Rising fuel prices has been a cause of concern for Carnival Corporation, which adversely affected the quarterly earnings by 20 cents.
Total revenue spiked by 10.3% from the prior-year period to $3.2 billion. Net revenue yield at current dollar increased 2.4% from the prior-year quarter, largely attributable to a favorable foreign exchange rate. On a constant currency basis, net revenue yield rose 2.0% from the prior-year quarter, versus Carnival Corporation’s guidance of up 1% to 2%. Gross revenue yields increased just 0.4% in current dollars, driven by lower air transportation revenues.
Net cruise costs, including fuel, climbed 4.2% from the year-ago level on a constant dollar basis. Fuel price of $498 per metric ton was up 64% year over year and was a considerable decrease from Carnival Corporation’s guidance of $511 metric ton.
Net income for the quarter totaled $252.0 million, down from $264 million or 33 cents in the prior-year period. Carnival Corporation’s revenue growth had no material impact on the net income, given that fuel costs more than doubled on a year-over-year basis.
Segment Revenues:
Passenger Tickets: Revenues from Passenger Tickets increased to $2,427 million from $2,242 million in the second quarter of 2009.
Onboard and Other: Revenues from Onboard and Other jumped to $737 million from $673 million in the prior-year quarter.
Other: Revenues from the Other segment declined to $31 million from $33 million in the year-ago quarter.
Two new ships, P&O Cruises’ 3,100-passenger Azura and The Yachts of Seabourn’s 450-passenger Seabourn Sojourn, were delivered to Carnival Corporation during the reported quarter.
Third Quarter 2010 Guidance
- Net revenue yields are expected to remain in the range of flat to up 1% (5–6% on a constant dollar basis). Net cruise costs − excluding fuel – are expected to be up 1 to 2%, compared with the prior year on a constant dollar basis.
- Based on current fuel prices and currency exchange rates, Carnival Corporation expects earnings for the third quarter of 2010 to be in the range of $1.43 to $1.47 per share.

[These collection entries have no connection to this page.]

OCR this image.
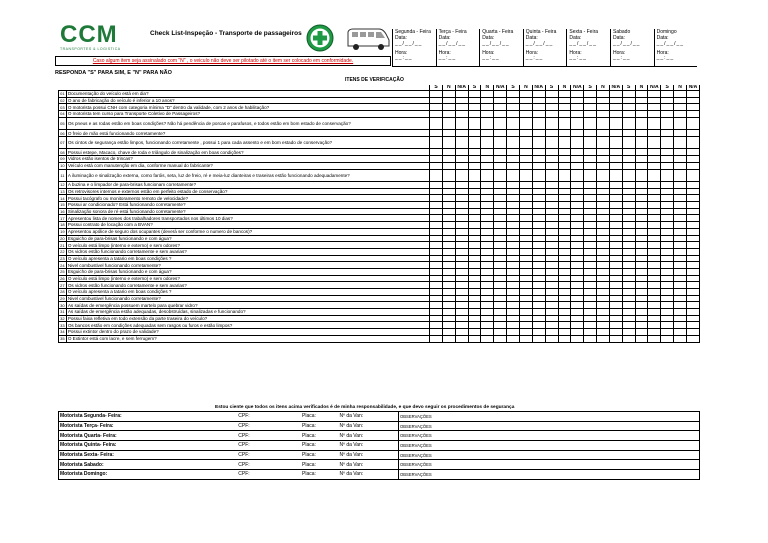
CCM
TRANSPORTES & LOGISTICA
Check List-Inspeção - Transporte de passageiros
Caso algum item seja assinalado com "N" , o veiculo não deve ser pilotado até o item ser colocado em conformidade.
Segunda - Feira
Data:
__/__/__
Hora:
__:__
Terça - Feira
Data:
__/__/__
Hora:
__:__
Quarta - Feira
Data:
__/__/__
Hora:
__:__
Quinta - Feira
Data:
__/__/__
Hora:
__:__
Sexta - Feira
Data:
__/__/__
Hora:
__:__
Sabado
Data:
__/__/__
Hora:
__:__
Domingo
Data:
__/__/__
Hora:
__:__
RESPONDA "S" PARA SIM, E "N" PARA NÃO
ITENS DE VERIFICAÇÃO
		S	N	N/A	S	N	N/A	S	N	N/A	S	N	N/A	S	N	N/A	S	N	N/A	S	N	N/A
01	Documentação do veículo está em dia?																					
02	O ano de fabricação do veículo é inferior a 10 anos?																					
03	O motorista possui CNH com categoria mínima "D" dentro da validade, com 2 anos de habilitação?																					
04	O motorista tem curso para Transporte Coletivo de Passageiros?																					
05	Os pneus e as rodas estão em boas condições? Não há pendência de porcas e parafusos, e todos estão em bom estado de conservação?																					
06	O freio de mão está funcionando corretamente?																					
07	Os cintos de segurança estão limpos, funcionando corretamente , possui 1 para cada assento e em bom estado de conservação?																					
08	Possui estepe, Macaco, chave de roda e triângulo de sinalização em boas condições?																					
09	Vidros estão isentos de trincas?																					
10	Veículo está com manutenção em dia, conforme manual do fabricante?																					
11	A iluminação e sinalização externa, como faróis, seta, luz de freio, ré e meia-luz dianteiras e traseiras estão funcionando adequadamente?																					
12	A buzina e o limpador de para-brisas funcionam corretamente?																					
13	Os retrovisores internos e externos estão em perfeito estado de conservação?																					
14	Possui tacógrafo ou monitoramento remoto de velocidade?																					
15	Possui ar condicionado? Está funcionando corretamente?																					
16	Sinalização sonora de ré está funcionando corretamente?																					
17	Apresentou lista de nomes dos trabalhadores transportados nos últimos 10 dias?																					
18	Possui contrato de locação com a BVAN?																					
19	Apresentou apólice de seguro dos ocupantes (deverá ser conforme o numero de bancos)?																					
20	Esguicho de para-brisas funcionando e com água?																					
21	O veículo está limpo (interno e externo) e sem odores?																					
22	Os vidros estão funcionando corretamente e sem avarias?																					
23	O veículo apresenta a tatario em boas condições ?																					
24	Nivel combustivel funcionando corretamente?																					
25	Esguicho de para-brisas funcionando e com água?																					
26	O veículo está limpo (interno e externo) e sem odores?																					
27	Os vidros estão funcionando corretamente e sem avarias?																					
28	O veículo apresenta a tatario em boas condições ?																					
29	Nivel combustivel funcionando corretamente?																					
30	As saídas de emergência possuem martelo para quebrar vidro?																					
31	As saídas de emergência estão adequadas, desobstruídas, sinalizadas e funcionando?																					
32	Possui faixa refletiva em todo extensão da parte traseira do veículo?																					
33	Os bancos estão em condições adequadas sem rasgos ou furos e estão limpos?																					
34	Possui extintor dentro do prazo de validade?																					
35	O Extintor está com lacre, e sem ferrugem?																					
Estou ciente que todos os itens acima verificados é de minha responsabilidade, e que devo seguir os procedimentos de segurança
Motorista Segunda- Feira:	CPF:	Placa:	Nº da Van:	OBSERVAÇÕES
Motorista Terça- Feira:	CPF:	Placa:	Nº da Van:	OBSERVAÇÕES
Motorista Quarta- Feira:	CPF:	Placa:	Nº da Van:	OBSERVAÇÕES
Motorista Quinta- Feira:	CPF:	Placa:	Nº da Van:	OBSERVAÇÕES
Motorista Sexta- Feira:	CPF:	Placa:	Nº da Van:	OBSERVAÇÕES
Motorista Sabado:	CPF:	Placa:	Nº da Van:	OBSERVAÇÕES
Motorista Domingo:	CPF:	Placa:	Nº da Van:	OBSERVAÇÕES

In the third quarter of 2010, two new ships will be launched in Europe: Holland America Line’s 2,106-passenger Nieuw Amsterdam and Cunard Line’s 2,092-passenger Queen Elizabeth. This will expand Carnival Corporation’s global foot print.
Full Year 2010 Guidance
- Carnival Corporation reiterated its net revenue yields guidance of up 2% to 3% on a constant dollar basis. However, net revenue yields on a current dollar basis are expected to remain flat, due to the unfavorable changes in exchange rate.
- Net cruise costs per available lower berth date, excluding fuel, are projected to be down 2.5% to 3.5% on a constant dollar basis.
- Fuel expenses for 2010 are expected to increase by $440.0 on a year-over-year basis, costing another 55 cents per share.
- Carnival Corporation maintained its earnings expectation for full year 2010 at $2.25 to $2.35.